Critics cite water waste at Lake Powell
Friday, Aug. 26, 2005 | 9:47 a.m.
SAN DIEGO -- To some, Lake Powell saved the bacon for Las Vegas' 1.7 million thirsty residents through the last five years of drought. To others, the lake is an environmental monster that wastes more water than it saves.
The issue took center stage for a few hours at the meeting of the Urban Water Institute on Thursday. The conference brought together officials from federal and California water agencies with representatives from the counterparts in other Western states.
Wade Graham, an author, "environmental historian" and trustee of the Glen Canyon Institute, a group that wants Glen Canyon Dam dismantled and Lake Powell drained, argued that the five years of drought have already hammered Lake Powell, and the reservoir is "approaching dead pool," the point at which the lake would not have any water to send downstream to Lake Mead and the 30 million people who depend on Colorado River water.
Graham said that because of the evaporation from Lake Powell, the Colorado River system loses 600,000 acre-feet annually, more than twice what Las Vegas takes downstream from Lake Mead.
Lake Powell's reserve of 26 million acre-feet could be made up through increased storage in Lake Mead, in underground aquifers away from the river, and through increased water conservation and inter-basin transfers from other sources, Graham said.
The payoff would be restoring a fragile desert environment ravaged by the 1963 filling of Lake Powell. Endangered fish and other animals once depended on the calm stretches of Glen Canyon but now are barely able to survive, necessitating costly efforts to preserve the animals.
"If you restore Glen Canyon, you save the Grand Canyon," he said.
Graham's perspective is not popular among many water managers at both the state and federal level.

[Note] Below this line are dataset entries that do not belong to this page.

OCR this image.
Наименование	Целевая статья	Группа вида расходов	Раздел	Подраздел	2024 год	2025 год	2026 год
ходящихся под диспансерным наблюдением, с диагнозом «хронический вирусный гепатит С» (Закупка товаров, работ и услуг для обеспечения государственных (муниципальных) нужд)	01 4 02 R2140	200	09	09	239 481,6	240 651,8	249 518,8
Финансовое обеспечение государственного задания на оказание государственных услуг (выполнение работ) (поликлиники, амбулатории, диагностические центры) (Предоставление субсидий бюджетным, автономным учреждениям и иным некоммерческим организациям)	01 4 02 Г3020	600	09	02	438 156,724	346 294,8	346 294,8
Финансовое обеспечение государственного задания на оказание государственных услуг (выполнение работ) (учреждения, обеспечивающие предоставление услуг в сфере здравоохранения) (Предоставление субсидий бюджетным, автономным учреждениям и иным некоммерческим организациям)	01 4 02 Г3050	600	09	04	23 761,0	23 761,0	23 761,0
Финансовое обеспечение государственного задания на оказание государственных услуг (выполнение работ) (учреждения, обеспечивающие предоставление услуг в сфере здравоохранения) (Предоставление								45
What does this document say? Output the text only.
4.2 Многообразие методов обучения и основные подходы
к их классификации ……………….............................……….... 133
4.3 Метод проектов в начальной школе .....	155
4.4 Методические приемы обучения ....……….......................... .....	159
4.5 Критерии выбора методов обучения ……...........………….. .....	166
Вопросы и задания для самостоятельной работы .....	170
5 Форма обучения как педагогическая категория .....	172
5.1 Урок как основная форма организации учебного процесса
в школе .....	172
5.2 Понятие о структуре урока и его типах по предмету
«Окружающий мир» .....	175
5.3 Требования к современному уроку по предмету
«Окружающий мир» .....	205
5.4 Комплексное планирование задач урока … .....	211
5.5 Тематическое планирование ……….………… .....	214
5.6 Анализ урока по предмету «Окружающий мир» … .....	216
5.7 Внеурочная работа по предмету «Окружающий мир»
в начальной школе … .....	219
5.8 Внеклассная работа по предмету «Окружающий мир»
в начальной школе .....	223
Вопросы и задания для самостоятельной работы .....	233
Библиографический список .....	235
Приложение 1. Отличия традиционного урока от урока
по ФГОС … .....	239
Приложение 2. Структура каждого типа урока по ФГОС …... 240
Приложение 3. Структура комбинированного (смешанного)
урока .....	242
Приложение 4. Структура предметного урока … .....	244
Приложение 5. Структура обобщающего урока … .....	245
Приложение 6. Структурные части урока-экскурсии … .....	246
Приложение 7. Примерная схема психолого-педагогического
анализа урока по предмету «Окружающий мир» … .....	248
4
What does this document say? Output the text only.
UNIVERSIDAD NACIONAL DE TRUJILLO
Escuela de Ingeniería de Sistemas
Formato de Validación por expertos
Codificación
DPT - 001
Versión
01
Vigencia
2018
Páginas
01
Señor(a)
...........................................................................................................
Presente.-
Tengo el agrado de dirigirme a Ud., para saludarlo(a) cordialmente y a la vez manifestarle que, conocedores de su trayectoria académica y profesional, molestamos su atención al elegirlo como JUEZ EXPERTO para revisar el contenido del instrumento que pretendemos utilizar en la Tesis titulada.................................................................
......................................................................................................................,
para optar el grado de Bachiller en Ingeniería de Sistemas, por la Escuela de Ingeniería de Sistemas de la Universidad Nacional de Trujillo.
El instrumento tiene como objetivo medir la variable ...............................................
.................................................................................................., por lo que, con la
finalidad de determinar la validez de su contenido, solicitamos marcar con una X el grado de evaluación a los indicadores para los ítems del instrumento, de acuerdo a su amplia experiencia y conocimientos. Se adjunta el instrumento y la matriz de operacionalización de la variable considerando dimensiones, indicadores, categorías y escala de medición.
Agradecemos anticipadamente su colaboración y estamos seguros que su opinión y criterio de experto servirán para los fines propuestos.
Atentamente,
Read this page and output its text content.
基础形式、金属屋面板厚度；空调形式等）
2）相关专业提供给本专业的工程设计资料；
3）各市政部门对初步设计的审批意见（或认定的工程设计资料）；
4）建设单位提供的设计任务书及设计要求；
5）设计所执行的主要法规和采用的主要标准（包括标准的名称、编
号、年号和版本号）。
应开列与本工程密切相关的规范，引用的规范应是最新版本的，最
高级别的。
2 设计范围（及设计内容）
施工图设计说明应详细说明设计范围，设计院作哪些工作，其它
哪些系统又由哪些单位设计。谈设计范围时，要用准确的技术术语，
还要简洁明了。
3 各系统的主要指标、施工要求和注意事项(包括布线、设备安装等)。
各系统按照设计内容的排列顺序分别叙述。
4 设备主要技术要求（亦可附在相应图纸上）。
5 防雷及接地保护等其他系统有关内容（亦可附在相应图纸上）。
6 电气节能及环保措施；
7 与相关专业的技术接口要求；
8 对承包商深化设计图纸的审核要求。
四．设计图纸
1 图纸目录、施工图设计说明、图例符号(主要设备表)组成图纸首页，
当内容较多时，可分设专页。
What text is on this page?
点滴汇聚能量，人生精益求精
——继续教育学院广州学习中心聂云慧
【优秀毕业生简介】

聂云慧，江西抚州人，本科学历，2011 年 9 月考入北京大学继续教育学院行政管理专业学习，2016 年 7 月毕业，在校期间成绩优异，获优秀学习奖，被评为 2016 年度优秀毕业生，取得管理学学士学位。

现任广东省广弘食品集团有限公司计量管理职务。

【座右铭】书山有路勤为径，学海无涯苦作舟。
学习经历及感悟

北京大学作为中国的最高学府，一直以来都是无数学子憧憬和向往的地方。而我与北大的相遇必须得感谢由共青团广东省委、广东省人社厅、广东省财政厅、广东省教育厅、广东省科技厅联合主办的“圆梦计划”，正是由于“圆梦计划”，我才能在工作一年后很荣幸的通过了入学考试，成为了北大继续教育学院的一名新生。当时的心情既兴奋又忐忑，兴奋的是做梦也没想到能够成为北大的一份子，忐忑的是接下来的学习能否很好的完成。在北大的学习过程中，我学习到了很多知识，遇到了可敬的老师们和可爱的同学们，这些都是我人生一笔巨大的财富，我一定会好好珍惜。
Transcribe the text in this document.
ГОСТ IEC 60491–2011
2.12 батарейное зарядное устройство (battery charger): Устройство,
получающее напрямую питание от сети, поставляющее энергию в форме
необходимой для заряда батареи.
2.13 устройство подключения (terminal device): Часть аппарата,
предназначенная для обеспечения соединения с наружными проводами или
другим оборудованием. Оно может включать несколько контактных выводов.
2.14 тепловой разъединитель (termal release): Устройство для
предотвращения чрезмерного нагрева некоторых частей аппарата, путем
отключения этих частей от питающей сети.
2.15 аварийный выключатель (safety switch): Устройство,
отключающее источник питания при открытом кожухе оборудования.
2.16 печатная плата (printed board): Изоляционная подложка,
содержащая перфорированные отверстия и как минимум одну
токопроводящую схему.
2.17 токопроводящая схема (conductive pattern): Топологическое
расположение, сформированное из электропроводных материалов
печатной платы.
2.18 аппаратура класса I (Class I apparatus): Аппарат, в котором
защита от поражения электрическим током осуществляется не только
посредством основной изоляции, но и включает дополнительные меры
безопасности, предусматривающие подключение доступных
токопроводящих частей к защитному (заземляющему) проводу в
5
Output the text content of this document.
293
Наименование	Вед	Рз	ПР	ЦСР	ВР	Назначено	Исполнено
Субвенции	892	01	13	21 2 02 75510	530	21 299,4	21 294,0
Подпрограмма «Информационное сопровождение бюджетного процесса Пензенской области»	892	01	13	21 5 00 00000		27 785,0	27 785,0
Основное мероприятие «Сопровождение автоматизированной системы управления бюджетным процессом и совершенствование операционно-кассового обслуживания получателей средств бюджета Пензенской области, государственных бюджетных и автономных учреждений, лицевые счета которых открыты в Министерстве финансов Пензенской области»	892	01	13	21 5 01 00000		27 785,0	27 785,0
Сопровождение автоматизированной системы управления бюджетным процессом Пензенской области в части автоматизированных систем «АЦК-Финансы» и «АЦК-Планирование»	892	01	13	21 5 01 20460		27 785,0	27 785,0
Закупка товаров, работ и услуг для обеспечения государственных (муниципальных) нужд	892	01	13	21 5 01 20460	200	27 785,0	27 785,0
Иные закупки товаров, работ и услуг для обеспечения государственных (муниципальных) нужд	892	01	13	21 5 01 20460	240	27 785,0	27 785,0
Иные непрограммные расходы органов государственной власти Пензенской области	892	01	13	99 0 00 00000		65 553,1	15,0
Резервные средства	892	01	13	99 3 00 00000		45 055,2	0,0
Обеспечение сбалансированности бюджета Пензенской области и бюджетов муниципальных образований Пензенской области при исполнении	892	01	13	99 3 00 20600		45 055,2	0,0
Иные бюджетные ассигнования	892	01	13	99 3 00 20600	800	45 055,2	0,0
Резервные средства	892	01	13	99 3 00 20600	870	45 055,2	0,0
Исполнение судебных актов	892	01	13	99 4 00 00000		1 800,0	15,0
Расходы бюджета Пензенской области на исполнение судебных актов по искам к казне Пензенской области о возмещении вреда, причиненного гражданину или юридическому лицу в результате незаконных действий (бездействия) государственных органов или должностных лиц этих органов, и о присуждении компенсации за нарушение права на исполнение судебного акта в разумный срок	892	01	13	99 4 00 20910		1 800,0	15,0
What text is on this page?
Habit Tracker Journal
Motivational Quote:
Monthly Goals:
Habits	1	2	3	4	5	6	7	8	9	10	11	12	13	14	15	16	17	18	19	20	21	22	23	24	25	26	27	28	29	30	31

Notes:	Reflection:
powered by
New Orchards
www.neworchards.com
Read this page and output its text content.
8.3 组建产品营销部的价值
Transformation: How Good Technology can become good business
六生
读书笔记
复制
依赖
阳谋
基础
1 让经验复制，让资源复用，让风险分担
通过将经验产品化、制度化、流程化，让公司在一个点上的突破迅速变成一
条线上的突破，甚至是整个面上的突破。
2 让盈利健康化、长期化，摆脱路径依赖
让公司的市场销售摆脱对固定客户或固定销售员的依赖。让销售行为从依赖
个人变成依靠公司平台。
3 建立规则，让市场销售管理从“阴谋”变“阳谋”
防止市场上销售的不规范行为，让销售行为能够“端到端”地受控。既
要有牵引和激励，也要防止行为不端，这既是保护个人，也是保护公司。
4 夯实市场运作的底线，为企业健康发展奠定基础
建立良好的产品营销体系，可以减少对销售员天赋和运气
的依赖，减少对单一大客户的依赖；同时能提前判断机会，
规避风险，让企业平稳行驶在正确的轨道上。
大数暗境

Mark Limbaugh, assistant secretary of Interior, oversees the Bureau of Reclamation, which manages Glen Canyon and Hoover dams. He told the water officials at the conference that although Lake Powell was recently two-thirds empty, the lake's storage capacity "has enabled us to survive drought."
"Lake Powell ensures that Lake Mead remains viable," Limbaugh said.
In 2004 it would have been Lake Mead that would have been at dead pool, with no water to send downstream or to 1.7 million users in Las Vegas, without Lake Powell, he said.
"Obviously, crisis and conflict would have ensued," Limbaugh said.
Pat Mulroy, general manager of the Southern Nevada Water Authority, which brings the resource uphill from Lake Mead for nearly all of the consumers in and around Las Vegas, agreed with Limbaugh.
She said eliminating the upper reservoir might save some water, but at the cost of 26 million acre-feet of storage.
"That does not sound like a reasonable trade," she said.